Вспомнился еще один вечер, когда я застал Уле на крыльце: он смотрел на пустующий университетский дворик. Только что выпал снег, и вокруг воцарились несказанный покой и безвременье. Я сказал, чтобы он не тревожился, — утром я разгребу сугробы.

«Не в этом дело», — ответил он. Я знал, что не в этом. Он положил руку мне на плечо, чего никогда раньше не делал, — он был не из любителей прикосновений. «Смотрю я на это и думаю, что когда-нибудь все это будет происходить уже без меня, и я знаю, что стану тосковать, пусть даже остановившееся сердце и не ведает тоски. Я даже сейчас испытываю эту грядущую тоску, как тоскуешь по тем местам, куда не попал, по поступкам, которых не совершил». — «А каких поступков вы не совершили?» — «Вы молоды и очень красивы — как вам это понять?» Он отнял руку. Он жил в будущем, жить в котором ему не придется, и тянулся к прошлому, которое ему тоже не принадлежало. Назад не вернешься, вперед путь заказан. Я испытал сочувствие.

Может, прошлое — это другая страна, а может, и нет. Оно может представать изменчивым или неподвижным, но столица у него всегда одна — Сожаление, и протекает через нее канал несбывшихся желаний, по которому рассыпан архипелаг крошечных «могло бы быть», тех, что так и не претворились, но оттого не утратили реальности и, возможно, еще претворятся, хотя мы и страшимся обратного. И я подумал, что Уле Брит скрывает нечто очень важное, как это свойственно нам всем, если мы оглядываемся вспять и понимаем, что все дороги — которые мы оставили за спиной и по которым не пошли — почти исчезли. Одно лишь Сожаление хранит в себе надежду вернуться к подлинной жизни, если хватит на то силы воли, слепого упорства и смелости, променять жизнь, которая тебе досталась, на жизнь, помеченную твоим именем и принадлежащую тебе одному. Именно с Сожалением смотрим мы в будущее, на то, что давно утратили, чем, по сути, не обладали. Сожаление — это надежда, лишенная уверенности, сказал я вслух. Мы разрываемся между сожалениями — ценой за несодеянное — и угрызениями совести, платой за совершённое. А в промежутке между ними время и показывает все свои славные фокусы.

— У греков не было бога сожаления, — безапелляционно заявил муж, то ли чтобы побахвалиться, то ли с целью увести в сторону разговор, который явно уже касался не только Уле Брита.

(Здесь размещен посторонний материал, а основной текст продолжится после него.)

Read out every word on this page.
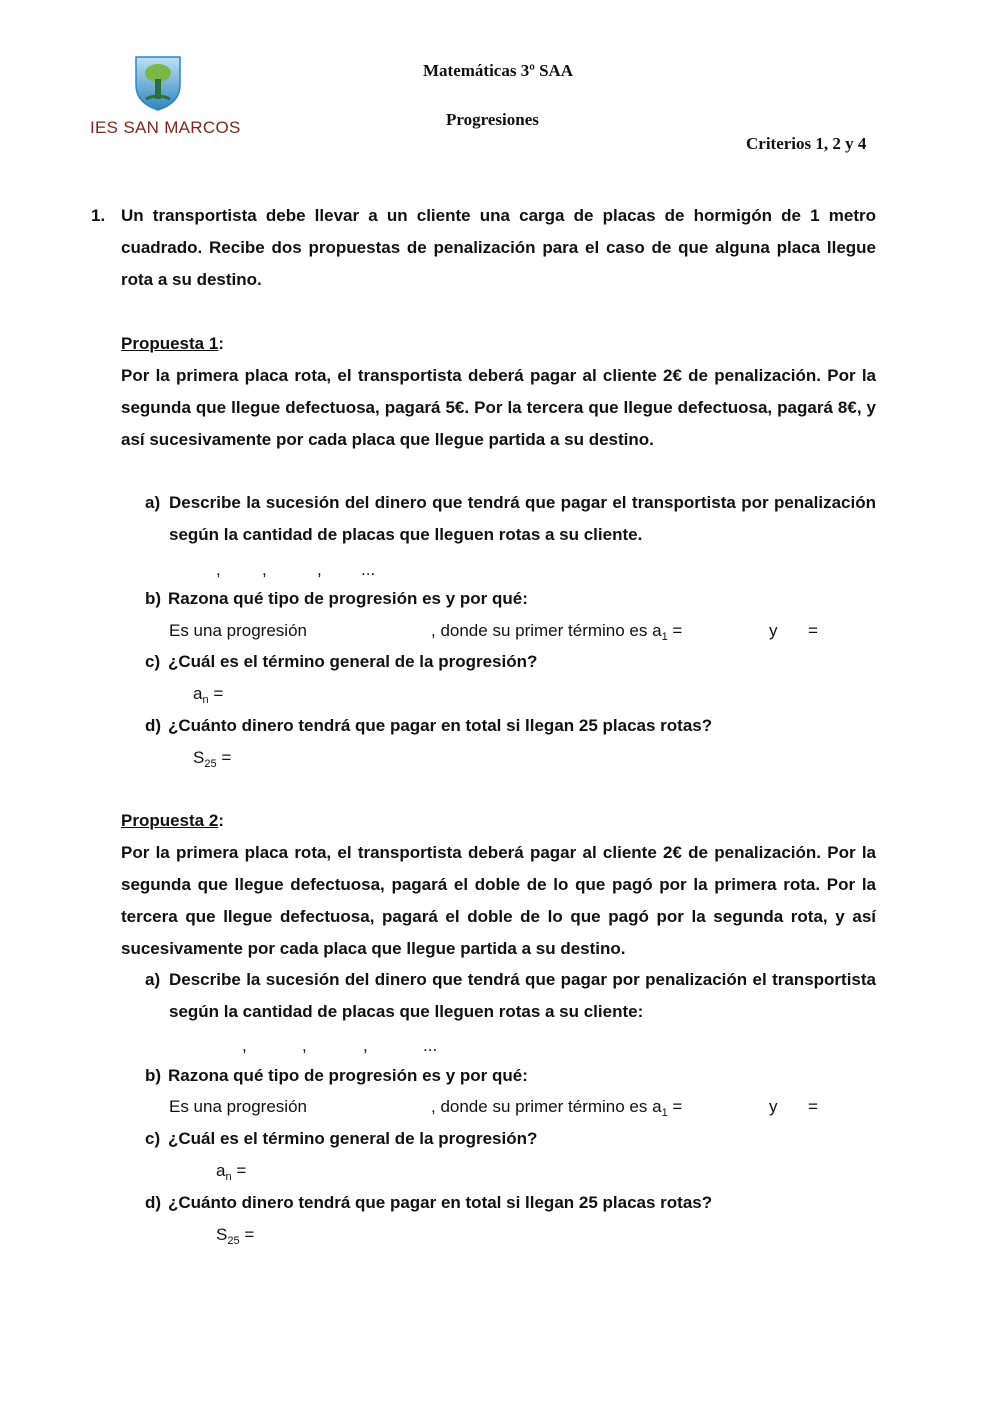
IES SAN MARCOS
Matemáticas 3º SAA
Progresiones
Criterios 1, 2 y 4
1. Un transportista debe llevar a un cliente una carga de placas de hormigón de 1 metro cuadrado. Recibe dos propuestas de penalización para el caso de que alguna placa llegue rota a su destino.
Propuesta 1:
Por la primera placa rota, el transportista deberá pagar al cliente 2€ de penalización. Por la segunda que llegue defectuosa, pagará 5€. Por la tercera que llegue defectuosa, pagará 8€, y así sucesivamente por cada placa que llegue partida a su destino.
a) Describe la sucesión del dinero que tendrá que pagar el transportista por penalización según la cantidad de placas que lleguen rotas a su cliente.
, ,	, ...
b) Razona qué tipo de progresión es y por qué:
Es una progresión	, donde su primer término es $a_1$ =	y =
c) ¿Cuál es el término general de la progresión?
$a_n$ =
d) ¿Cuánto dinero tendrá que pagar en total si llegan 25 placas rotas?
$S_{25}$ =
Propuesta 2:
Por la primera placa rota, el transportista deberá pagar al cliente 2€ de penalización. Por la segunda que llegue defectuosa, pagará el doble de lo que pagó por la primera rota. Por la tercera que llegue defectuosa, pagará el doble de lo que pagó por la segunda rota, y así sucesivamente por cada placa que llegue partida a su destino.
a) Describe la sucesión del dinero que tendrá que pagar por penalización el transportista según la cantidad de placas que lleguen rotas a su cliente:
,	,	,	...
b) Razona qué tipo de progresión es y por qué:
Es una progresión	, donde su primer término es $a_1$ =	y =
c) ¿Cuál es el término general de la progresión?
$a_n$ =
d) ¿Cuánto dinero tendrá que pagar en total si llegan 25 placas rotas?
$S_{25}$ =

— Греки же гении. У них было одно слово для сожалений и угрызений совести. Как и у Макиавелли.

— Я о том и говорю.

Я так и не понял, о чем именно он говорит, но ему явно нравилось оставлять за собой последнее слово.

Выйдя из ресторана, мы с ней оказались впереди, муж с Манфредом шли следом. «Но ты счастлива?» — спросил я. Она передернула плечами — то ли имея в виду, что вопрос дурацкий, то ли показывая, что вообще не понимает смысла этого слова, ей все равно, не будем об этом. Счастье — qu'est-се que c'est[12]? Ну а ты, однако? — спросила она. Это вырвавшееся «однако» сказало мне, что от меня она ждет совсем других утверждений. Но я тоже передернул плечами — возможно, повторяя ее жест, чтобы на этом и закончить. «Счастье — это другая страна». Так я подшучивал над ее благоверным — и было видно, что ей это не против шерсти. «С Манфредом все строится на бережном отношении друг к другу, ни одного неудобного слова, но что до сути...» Я покачал головой, имея в виду: об этом лучше не стоит. «Можно я тебе позвоню?» — спросила она. Я посмотрел на нее. «Да». Но даже я услышал нотку усталости, смирения, безысходности в наших словах, и в вопросе, и в ответе. Я пожалел о них, едва они прозвучали, и попробовал вернуть в разговор бодрость застольной беседы. Возможно, я пытался подражать тону тех, у кого сердца полны апатии, но они прикидываются, что не хотят этого показывать. А может, я пытался показать, как мне хочется, чтобы она позвонила. Я ощутил холод и понял, что дрожу. Хотя не в холоде было дело.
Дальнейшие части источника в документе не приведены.